The whimsical-yet-dark art style, the focus on crafting, and the hostile wilderness setting might remind someone of Don’t Starve, but the constant push forward from the river means The Flame in the Flood is more akin to FTL in key ways. Unlike most survival-themed games, you can’t establish a base camp and instead have to find shelter where your fortunes (and the game’s procedural generation algorithm) allow.
Like FTL, problems tend to snowball, too. An injury sustained from collision on river rapids can mean you’ll be too slow to escape from a wolf attack at the next rest area, and if you haven’t found fabric to make bandages already, your run will come to an end in short order. It’s an admirably realistic approach, but it has a tendency of making the game feel unfair. I was consistently frustrated by the lack of inventory space, too, but I suppose that’s a genre convention rather than a ding on this particular game.
There’s an endless mode, where you just see how far you can get before you inevitably die, and a “campaign,” where you travel through 10 areas. While there are two difficulties, even the “easy” mode is punishing – I’d often find myself bloody, freezing, and limping from broken bones after a scant couple miles, only to be attacked by wolves as soon as I dragged myself ashore.
And while I loved the atmosphere, the setting, and the aesthetic of The Flame in the Flood, I never got that “one more run” feeling I’ve gotten from other roguelites like Isaac or Spelunky.
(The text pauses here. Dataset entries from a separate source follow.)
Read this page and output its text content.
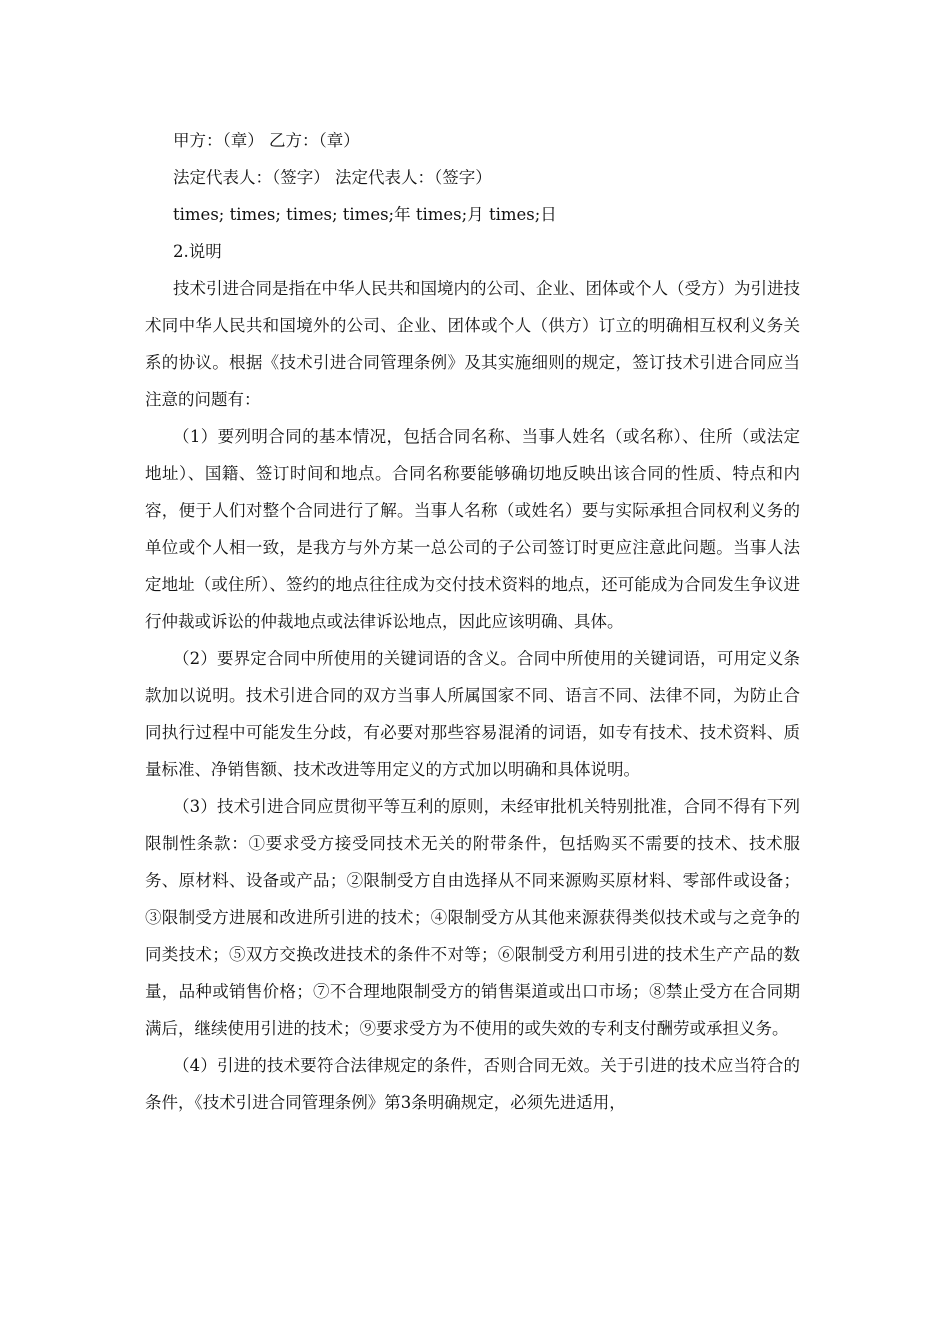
甲方：（章） 乙方：（章）

法定代表人：（签字） 法定代表人：（签字）

times; times; times; times;年 times;月 times;日

2.说明

技术引进合同是指在中华人民共和国境内的公司、企业、团体或个人（受方）为引进技术同中华人民共和国境外的公司、企业、团体或个人（供方）订立的明确相互权利义务关系的协议。根据《技术引进合同管理条例》及其实施细则的规定，签订技术引进合同应当注意的问题有：

（1）要列明合同的基本情况，包括合同名称、当事人姓名（或名称）、住所（或法定地址）、国籍、签订时间和地点。合同名称要能够确切地反映出该合同的性质、特点和内容，便于人们对整个合同进行了解。当事人名称（或姓名）要与实际承担合同权利义务的单位或个人相一致，是我方与外方某一总公司的子公司签订时更应注意此问题。当事人法定地址（或住所）、签约的地点往往成为交付技术资料的地点，还可能成为合同发生争议进行仲裁或诉讼的仲裁地点或法律诉讼地点，因此应该明确、具体。

（2）要界定合同中所使用的关键词语的含义。合同中所使用的关键词语，可用定义条款加以说明。技术引进合同的双方当事人所属国家不同、语言不同、法律不同，为防止合同执行过程中可能发生分歧，有必要对那些容易混淆的词语，如专有技术、技术资料、质量标准、净销售额、技术改进等用定义的方式加以明确和具体说明。

（3）技术引进合同应贯彻平等互利的原则，未经审批机关特别批准，合同不得有下列限制性条款：①要求受方接受同技术无关的附带条件，包括购买不需要的技术、技术服务、原材料、设备或产品；②限制受方自由选择从不同来源购买原材料、零部件或设备；③限制受方进展和改进所引进的技术；④限制受方从其他来源获得类似技术或与之竞争的同类技术；⑤双方交换改进技术的条件不对等；⑥限制受方利用引进的技术生产产品的数量，品种或销售价格；⑦不合理地限制受方的销售渠道或出口市场；⑧禁止受方在合同期满后，继续使用引进的技术；⑨要求受方为不使用的或失效的专利支付酬劳或承担义务。

（4）引进的技术要符合法律规定的条件，否则合同无效。关于引进的技术应当符合的条件，《技术引进合同管理条例》第3条明确规定，必须先进适用，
It’s possible that the game’s pace is a bit off, or that I haven’t quite figured out the “correct” way to play it.
Or it might be that it’s just a bit too convincing, and that despite its whimsical visual style and bluegrass soundtrack, it’s a stark reminder of how powerful and brutal nature is, and how little it cares for our wellbeing.
The Flame in the Flood was developed and published by The Molasses Flood and released Feb. 24, 2016 on PC, Mac, and Xbox One for an MSRP of $19.99 USD. A review copy was provided by the publisher.